Néanmoins, la Chine n’a pas intérêt à une alliance formelle avec la Russie, pas plus qu’à la création d’un front anti-américain ou antioccidental de quelque nature que ce soit. Au contraire, Pékin espère que la Chine et la Russie maintiennent leurs relations afin de fournir aux deux grands voisins un environnement sûr, propice à la réalisation de leurs objectifs de développement et à leur mutuel soutien par le biais d’une coopération bénéfique, proposant ainsi un modèle de grands pays sachant gérer leurs divergences et coopérer de façon à renforcer le système international.

Des liens qui engagent

A plusieurs reprises, dans la période qui va de la fin du XIXe siècle à la moitié du XXe siècle, la Chine a conclu des alliances avec l’empire russe et son successeur, l’Union soviétique. Chaque fois cependant, ces accords ont été de courte durée, aucun d’entre eux n’ayant été plus qu’un traité opportuniste entre pays de force inégale. Durant les décennies suivantes, les deux puissants pays communistes se sont débrouillés tant bien que mal, coopérant ponctuellement, mais plus souvent mus par la méfiance et la rivalité. En 1989, au crépuscule du pouvoir soviétique, leurs relations sont finalement revenues à la normale. Ils ont conjointement annoncé qu’ils développeraient des relations bilatérales basées sur «le respect mutuel de la souveraineté et de l’intégrité territoriale, de la non-agression mutuelle, de la non-ingérence dans les affaires intérieures des uns et des autres, de l’égalité, de l’intérêt mutuel et de la coexistence pacifique.» Deux ans plus tard, l’Union soviétique s’est désintégrée, mais les relations sino-russes ont perduré selon le principe «Pas d’alliance, pas de conflit et pas de visées sur un pays tiers».

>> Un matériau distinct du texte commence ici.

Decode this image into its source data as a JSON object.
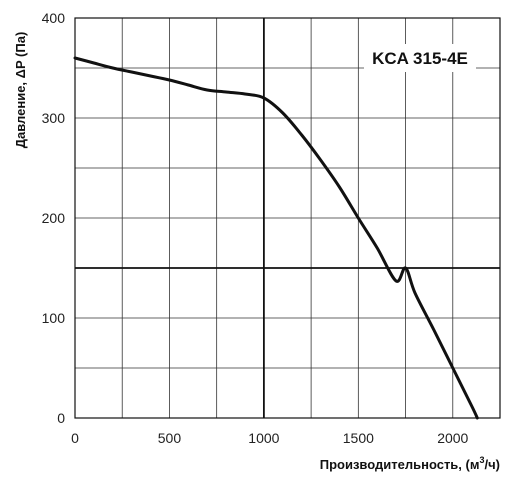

Peu après, la toute jeune Fédération de Russie a adhéré à la soi-disant approche atlantiste. Pour obtenir la confiance et l’aide de l’Occident, la Russie a non seulement suivi les prescriptions occidentales en matière de réforme économique, mais a également fait des concessions sur d’importantes questions de sécurité, allant jusqu’à réduire sa réserve d’armes nucléaires stratégiques. Pourtant les choses n’ont pas tourné comme les Russes l’espéraient, et leur économie s’est mise à stagner tandis que leur influence régionale déclinait. En 1992, déçus par ce qu’ils considéraient comme des engagements non tenus par l’assistance européenne et américaine et irrités par les rumeurs d’expansion de l’OTAN vers l’est, les Russes ont commencé à porter leur attention vers l’Asie. Cette année-là, la Chine et la Russie ont annoncé qu’ils se considéraient comme «des pays amis» et ont publié une déclaration politique commune stipulant que «la liberté des peuples à choisir leurs propres voies de développement devrait être respectée, alors même que les différences de systèmes sociaux et les idéologies ne devraient pas gêner le développement normal des relations internationales.»

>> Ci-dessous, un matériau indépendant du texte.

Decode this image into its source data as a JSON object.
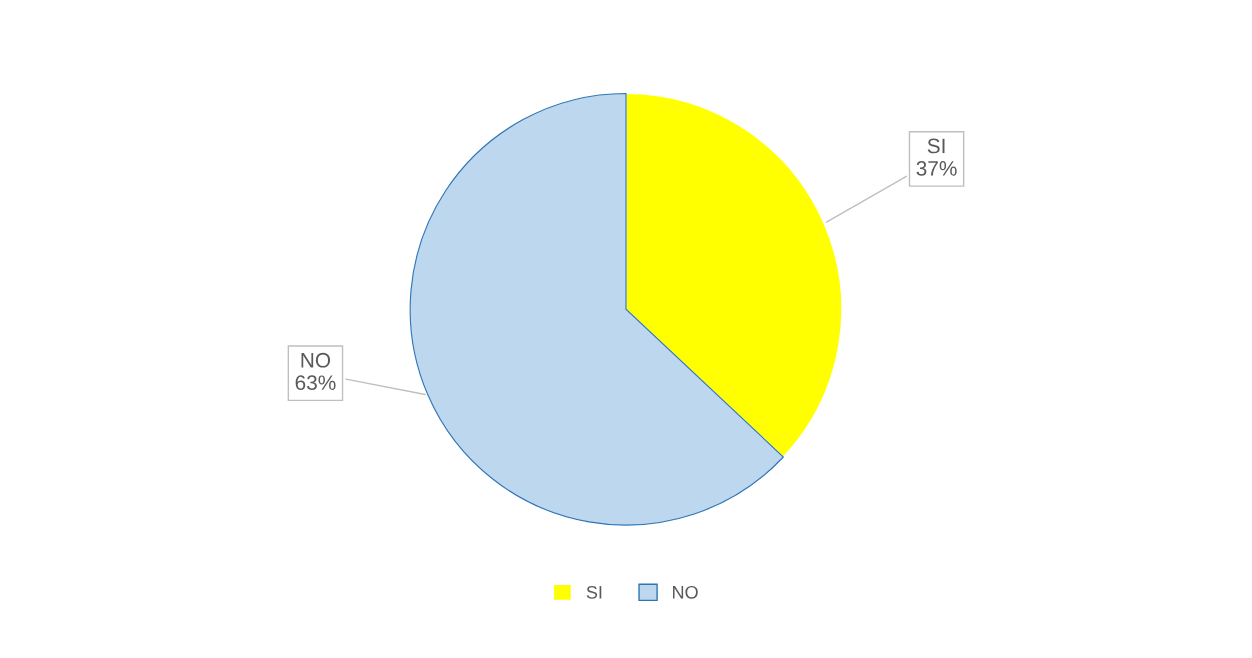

Depuis, les relations sino-russes se sont progressivement améliorées et se sont approfondies. Pendant les vingt dernières années le commerce bilatéral et l’investissement se sont développés à très grande échelle. En 2011, la Chine est devenue le plus important partenaire commercial de la Russie. Rien qu’en 2014, les investissements chinois en Russie ont augmenté de 80% et ils demeurent en forte hausse. Pour se représenter la croissance des liens économiques, il faut se souvenir qu’au début des années 1990, le commerce bilatéral annuel entre la Chine et la Russie s’élevait à environ 5 milliards de dollars. En 2014, il avoisine les 100 milliards de dollars.

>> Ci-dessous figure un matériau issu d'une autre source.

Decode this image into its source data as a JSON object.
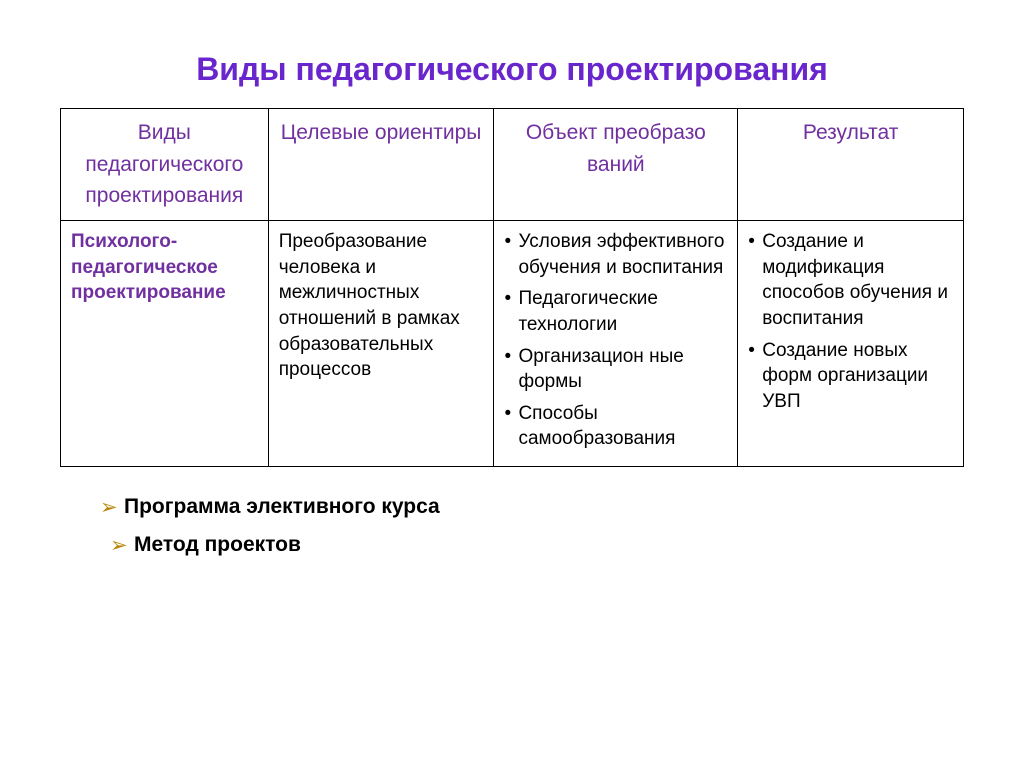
{
  "colors": {
    "title": "#6a26cd",
    "header_text": "#7030a0",
    "row_label": "#7030a0",
    "footer_bullet": "#b8860b",
    "footer_text": "#000000"
  },
  "title": "Виды педагогического проектирования",
  "table": {
    "headers": [
      "Виды педагогического проектирования",
      "Целевые ориентиры",
      "Объект преобразо\nваний",
      "Результат"
    ],
    "row": {
      "label": "Психолого-педагогическое проектирование",
      "col2": "Преобразование человека и межличностных отношений в рамках образовательных процессов",
      "col3": [
        "Условия эффективного обучения и воспитания",
        "Педагогические технологии",
        "Организацион ные формы",
        "Способы самообразования"
      ],
      "col4": [
        "Создание и модификация способов обучения и воспитания",
        "Создание новых форм организации УВП"
      ]
    }
  },
  "footer": [
    "Программа элективного курса",
    "Метод проектов"
  ]
}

Cette année-là, Pékin et Moscou ont signé un accord historique portant sur la construction d’un pipeline qui, dès 2018, acheminera chaque année prés de 38 milliards de mètres cubes de gaz naturel russe vers la Chine. Les deux pays planifient également des accords significatifs impliquant la production d’énergie nucléaire, la construction aérospatiale, les trains à grande vitesse et le développement d’infrastructures. En outre, ils coopèrent sur de nouvelles institutions financières multinationales, telle la Banque asiatique d’investissement en infrastructure, la nouvelle banque de développement des pays du BRICS, et le pool de réserve de devises étrangères du BRICS.
Parallèlement, les liens de sécurité connaissaient la même amélioration. La Chine est devenue l’un des plus grands importateurs d’armement russe et les deux pays discutent d’un certain nombre de projets communs de recherche et développement en matière d’armement. La coopération sino-russe en matière de défense élargie implique des consultations entre le personnel militaire de haut niveau, des formations et des opérations militaires conjointes, incluant au cours de la décennie plus d’une douzaine de manœuvres militaires communes de lutte anti-terroriste, effectuées bilatéralement ou sous les auspices de l’Organisation de Coopération de Shanghai. Durant les vingt dernières années, des milliers de militaires chinois ont étudié en Russie et de nombreux gradés russes ont reçu des formations à court terme à l’Université chinoise de défense nationale.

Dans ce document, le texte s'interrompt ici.